The benefit in the AVF/AVG group occurred independent of the AVF/AVG maturation, however, which led the researchers to “consider the possibility that the deceleration of eGFR decline … may be attributable to factors unrelated to the physiological effects of a mature vascular access, such as more attentive nephrologist care and improved patient health status or behavioral compliance with therapy. Nonetheless, there still seem to be other plausible physiological mechanisms that could explain the potential renoprotective effects of AVF/AVG creation even in those patients whose vascular access is not mature enough for successful hemodialysis cannulation.”
These findings did not support that these physiological mechanisms were related to cardiac improvements, but the researchers noted the “growing evidence from experimental and clinical studies” of benefits from RIPC. The process of AVF surgery involves “repetitive clamping of the feeding artery and permanent ligation of small arterial branches. It has been postulated that even a brief ischemic stimulus of a remote site releases RIPC-induced humoral factors such as adenosine, erythropoietin, or nitric oxide into the systemic circulation, which subsequently protects other target organs, including the kidney,” the researchers wrote.
This local limb ischemia would occur in all patients who underwent an AVF procedure, so the potential benefit would apply regardless of whether the fistula matured.
No definitive answers
Kovesdy bemoaned the “inertia or lack of trust” encountered when trying to convince a patient it is time to place an AVF to prepare for dialysis, and sees the advantage of having another reason to encourage a patient to proceed. But, “this is observational data, so the level of evidence is not high enough to imply causality at this point. And there are several aspects of this data which suggest that it may indeed be some kind of an unmeasured confounder” leading to the benefit, he said.

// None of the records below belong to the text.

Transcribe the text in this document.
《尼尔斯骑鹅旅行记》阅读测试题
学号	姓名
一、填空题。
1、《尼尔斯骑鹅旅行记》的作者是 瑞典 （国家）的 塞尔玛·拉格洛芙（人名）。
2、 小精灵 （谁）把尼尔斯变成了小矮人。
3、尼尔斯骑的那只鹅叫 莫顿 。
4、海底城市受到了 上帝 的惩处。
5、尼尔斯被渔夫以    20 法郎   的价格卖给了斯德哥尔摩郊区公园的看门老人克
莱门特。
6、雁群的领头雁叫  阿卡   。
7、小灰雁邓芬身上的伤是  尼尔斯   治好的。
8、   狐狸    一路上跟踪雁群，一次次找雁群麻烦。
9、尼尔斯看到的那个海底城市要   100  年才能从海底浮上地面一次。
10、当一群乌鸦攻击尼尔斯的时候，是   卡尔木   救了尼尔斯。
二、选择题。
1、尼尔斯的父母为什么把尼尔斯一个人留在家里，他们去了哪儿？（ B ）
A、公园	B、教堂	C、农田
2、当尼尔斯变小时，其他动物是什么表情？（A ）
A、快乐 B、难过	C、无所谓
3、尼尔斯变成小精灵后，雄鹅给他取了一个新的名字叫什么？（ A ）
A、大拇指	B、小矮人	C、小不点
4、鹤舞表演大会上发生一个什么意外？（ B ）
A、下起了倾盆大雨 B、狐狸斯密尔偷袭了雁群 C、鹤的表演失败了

Nadeau-Fredette said that she would like to see more patients using AVFs because “it is the best access,” and a link to another benefit might help convince them—but the evidence of cause and effect is not there. “This is only observational, so I cannot say that it is directly related. There are some hemodynamic reasons that could be involved, but it is very difficult to know if it is really the cause or just kind of an observation,” she said.
There is one point on which everyone agrees: More direct evidence on the level that randomized clinical trials could provide would be a tremendous help. But it would be ethically difficult to design a clinical trial in which a tranche of patients were denied the recognized standard of care of AVF placement.